Ich habe erlebt, wie diese Liebe ermöglicht, beim anderen zu erkennen, was er gerade wirklich meint, wenn er wütend darüber ist, dass die Jacke falsch herum zusammengelegt wurde. Ich konnte erleben, wie alte Verletzungen heilen, von denen man noch nicht mal was wusste. Es fühlt sich an, als hätten wir mit dieser Beziehung ein riesengroßes Schloss geschenkt bekommen. Man steht davor und denkt „Boah. Sieht geil aus!“ Dann geht man hinein und stellt fest: Das hat viel mehr Zimmer, als man erfassen kann, der Garten ist größer, als man je einen hatte, und man beginnt, alles zu erkunden. Dann entdeckt man den Seitenflügel, das Dachgeschoss, die Kellerräume, Altes, Neues, Liegengelassenes, Vergessenes – aber jedes Mal, wenn man einen neuen Raum mit Liebe im Herzen betritt, dann ist es, als würde man einfach durch die Liebe neue Farbe an die Wand bringen und das warme Licht macht die Möbel wie neu.

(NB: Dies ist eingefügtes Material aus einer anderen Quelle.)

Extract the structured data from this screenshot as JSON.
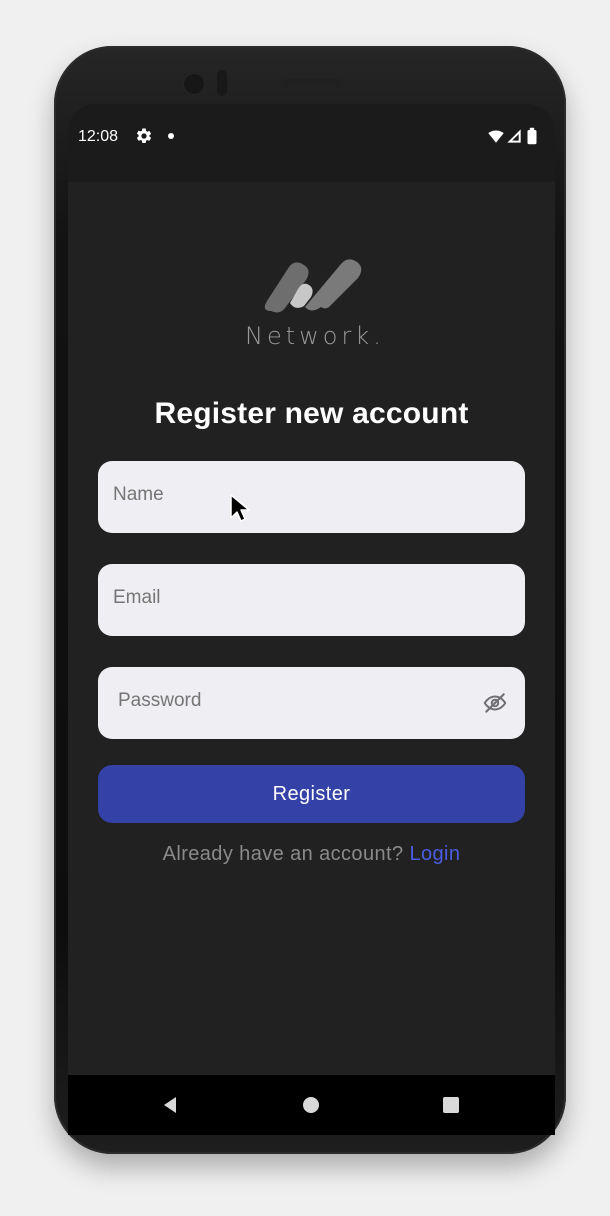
{
  "status_bar": {
    "time": "12:08",
    "left_icons": [
      "gear-icon",
      "dot-icon"
    ],
    "right_icons": [
      "wifi-icon",
      "signal-icon",
      "battery-icon"
    ]
  },
  "brand": {
    "name": "Network."
  },
  "page": {
    "title": "Register new account"
  },
  "form": {
    "name": {
      "placeholder": "Name",
      "value": ""
    },
    "email": {
      "placeholder": "Email",
      "value": ""
    },
    "password": {
      "placeholder": "Password",
      "value": "",
      "visibility_icon": "eye-off-icon"
    },
    "submit_label": "Register"
  },
  "footer": {
    "prompt": "Already have an account?",
    "login_label": "Login"
  },
  "navigation": {
    "buttons": [
      "back-icon",
      "home-icon",
      "recent-apps-icon"
    ]
  },
  "colors": {
    "background": "#212121",
    "status_bar": "#1b1b1b",
    "input_background": "#efeff3",
    "primary": "#3441a6",
    "link": "#4a5de0",
    "title": "#ffffff",
    "muted_text": "#8a8a8a"
  }
}
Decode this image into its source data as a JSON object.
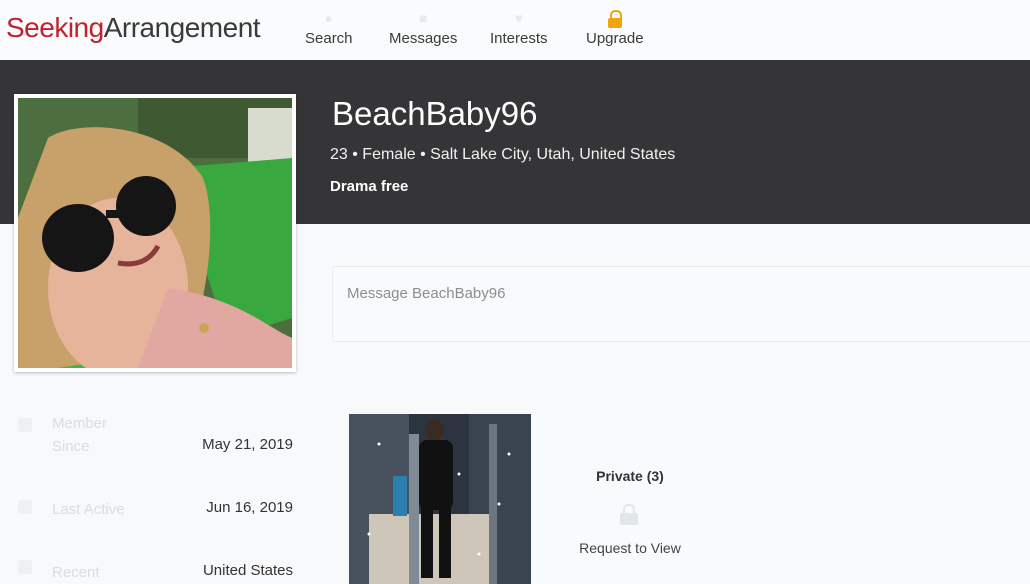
{
  "brand": {
    "part1": "Seeking",
    "part2": "Arrangement"
  },
  "nav": {
    "search": "Search",
    "messages": "Messages",
    "interests": "Interests",
    "upgrade": "Upgrade"
  },
  "profile": {
    "username": "BeachBaby96",
    "age": "23",
    "gender": "Female",
    "location": "Salt Lake City, Utah, United States",
    "subline": "23 • Female • Salt Lake City, Utah, United States",
    "tagline": "Drama free"
  },
  "message": {
    "placeholder": "Message BeachBaby96"
  },
  "details": {
    "member_since_label": "Member Since",
    "member_since_value": "May 21, 2019",
    "last_active_label": "Last Active",
    "last_active_value": "Jun 16, 2019",
    "recent_label": "Recent",
    "recent_value": "United States"
  },
  "gallery": {
    "private_label": "Private (3)",
    "request_label": "Request to View"
  },
  "colors": {
    "brand_red": "#c0222f",
    "hero_bg": "#353537",
    "upgrade_gold": "#f0a410"
  }
}
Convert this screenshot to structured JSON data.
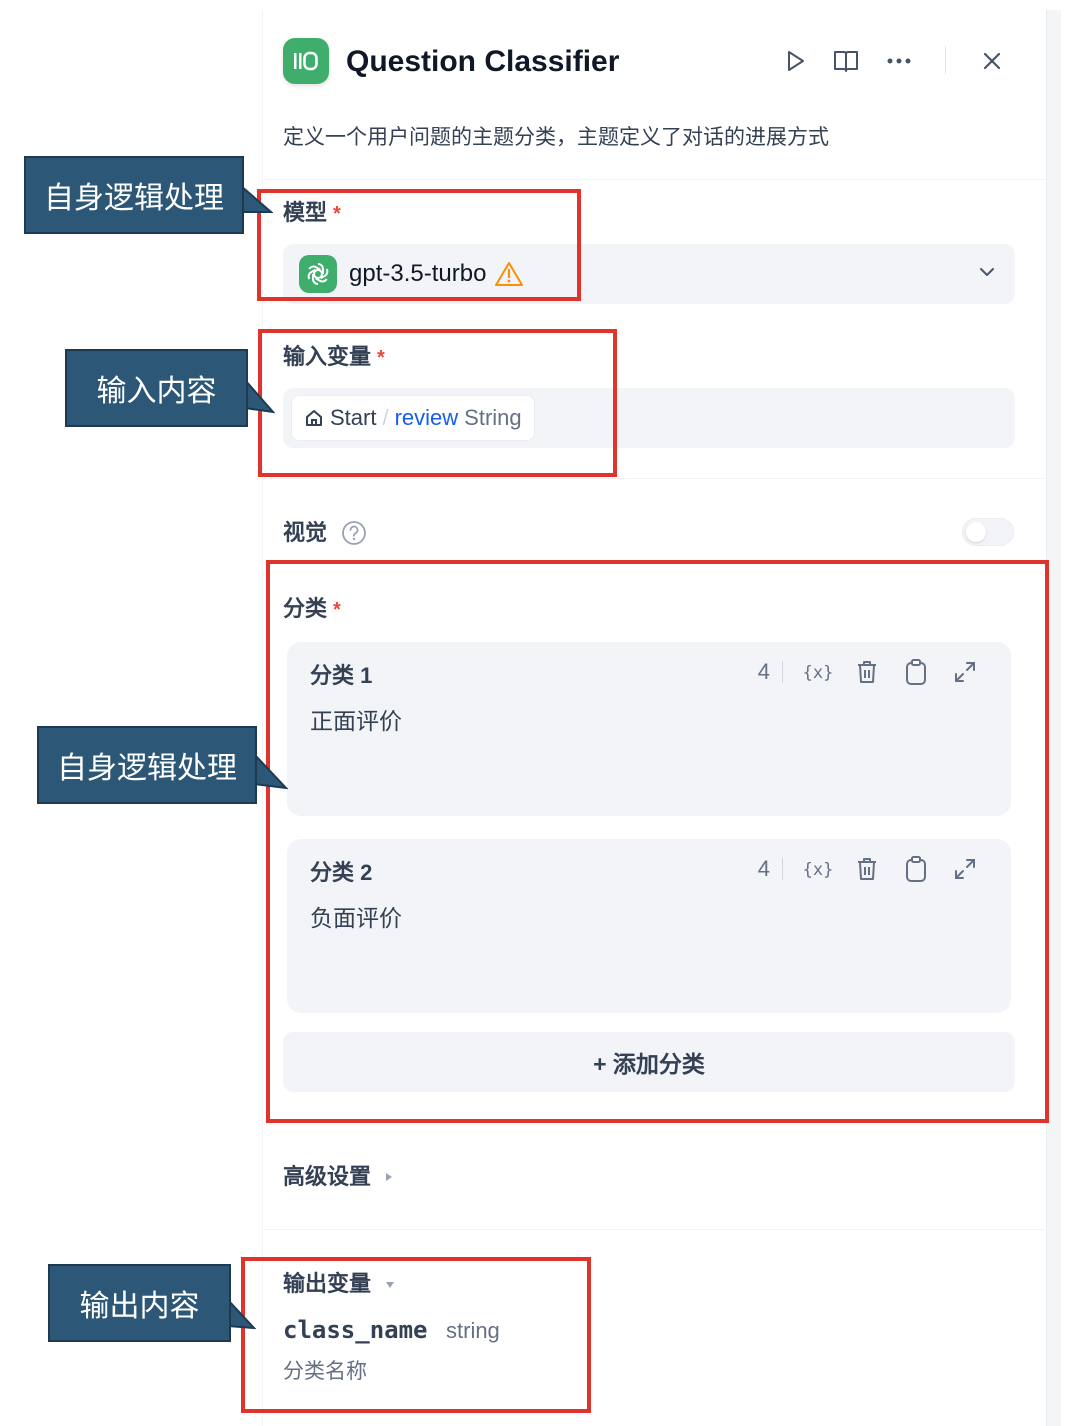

Es ist ganz leicht und ohne Anstrengung. Dann findet man einen Schlüsselbund und macht sich auf die Suche, zu welcher Tür er wohl passt. Was wirklich schwer fällt, ist das Einlassen, Hingeben, Vertrauen. Das muss ich in vielen Situationen immer wieder NEU entscheiden. Mich jedes Mal aufs Neue trauen – über die Kante zu springen wie beim Bungee-Sprung. Aber es lohnt sich sowas von! Die letzten anderthalb Jahre haben uns beide wachsen lassen – so wie die erkundeten Bereiche in unserem Schlösschen sich immer weiter ausdehnen, dehnt sich unser SelbstSein aus. Wir sind leichter, fröhlicher und glücklicher. Ich bin weicher – das merke ich am stärksten. Der Verstand hält sich übrigens größtenteils zurück oder rollt heimlich mit den Augen …

 

2 Responses

  1. Sabine
    Wunderbar - ganz und mit dem Herzen

    Ganz wunderbar geschrieben! Und dieser Artikel passt gerade so gut – und da es ja keine Zufälle gibt… Ja, es beutet, Mut. Mut sich einzulassen mit seinem ganzen Sein. Wie Sie geschrieben haben: „über die Kante zu springen wie beim Bungee-Sprung“.
    Danke für diesen tollen Artikel!